Apparently I still do.
This spring a long-lost friend reappeared in my Beloved’s life. “You have to meet her,” my Beloved said cheerfully, eager to share with me her glow of reconciliation, and so the three of us met. Her friend—we can call her Susan—is about five feet four. She has blond hair. Blue eyes. She is a size six. She is bright and entertaining and a person for whom appearances are obviously important. This is my judgment, not hers.
Appearances are important to all of us: we have varying standards of how we need to appear and what we expect of others, no one standard superior or inferior to any other. And the problem that arises between Susan and me is not what Susan expects of me, but of what I presume Susan expects of me—I have a stuck throttle when it comes to what I call “little people.” The fact that Susan and my Beloved were childhood friends, the fact that their relationship has been through any number of transformations . . . none of that bothers me. What bothers me is that Susan is small and cute and blond and she is my enemy.

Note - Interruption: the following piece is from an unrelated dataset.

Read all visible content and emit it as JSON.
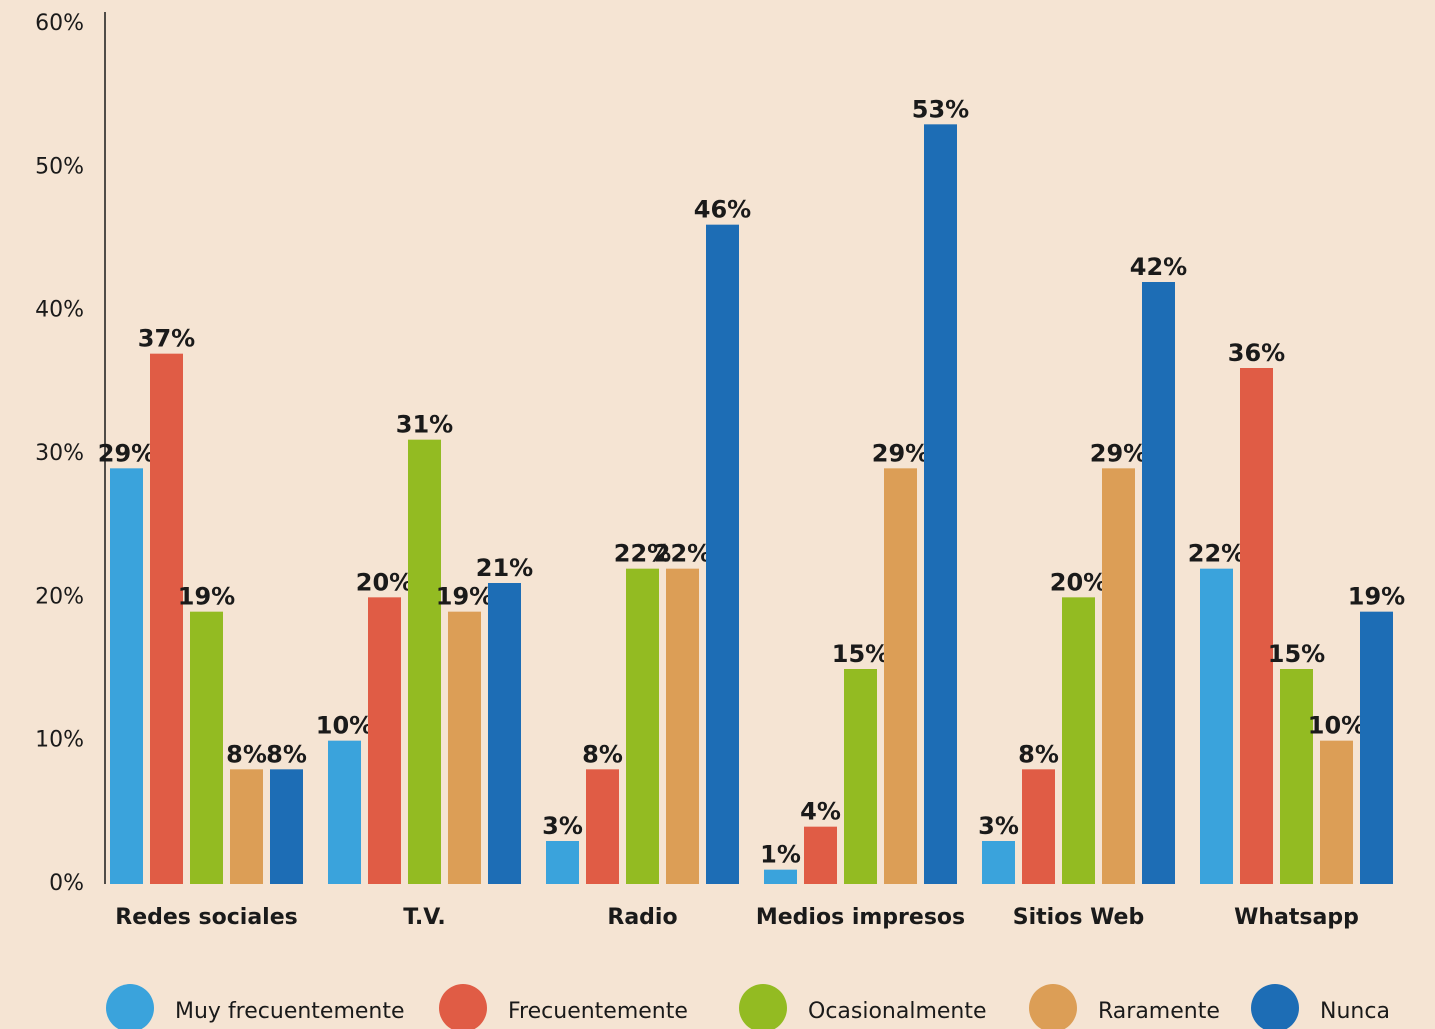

She is the little girl in the white dress who was so perfect that it was my fault her dress got dirty.
I expect that was not the lesson my mother wanted me to take away from that event. I expect she was just trying to teach me to stop and think. My instincts tell me she was embarrassed when her friend’s previously immaculate daughter came crawling out of the black dirt under ou
r back porch. I would imagine at that moment comparisons between the two children present would have been inevitable.
And it is not that that particular event was remarkable to me at the time, or even later, so much as it seems to symbolize what was wrong with me and how I lost my rightful place in the world. It identified for me an enemy. Someone I could blame for what I felt I’d lost, however vague and ill-defined in my own mind that “loss” might be.
It is exactly the same thought process that results in racism or sexism or ageism. I am a sizist. I, who lobby endlessly (at least in my heart) for the equal rights of people of size, am predisposed to distrust “little people.” I expect they will judge me harshly. I expect they will reject me. I approach relationships with them with carefully guarded expectations and one foot perpetually aimed for the door. You can’t trick me into liking you—
I know what you really think about me.
In truth, Susan has never been anything but kind to me. In truth, if Susan weighed forty more pounds I would probably embrace her as an equal. This is not a characteristic I admire about myself. Nor is it one that follows any true line of logic. I have known women of size who are more critical of other women of size than any small, “perfectly” shaped woman would ever think to be. And I have known small, delicately shaped women who never think about size much, one way or the other.
At some point in my life I looked at my reflection and I said to the person standing there, Suppose this is all there is? Suppose this “temporary” weight gain of ten or fifteen years never meets that long-anticipated burst of dieting self-discipline? Suppose you are going to spend the rest of your life fat? Do you want to spend your life fat and miserable? Or could you convince yourself you are a self-loving woman of size?
And if all you ever changed in your life was your attitude about it, whose goddamned business is it anyway?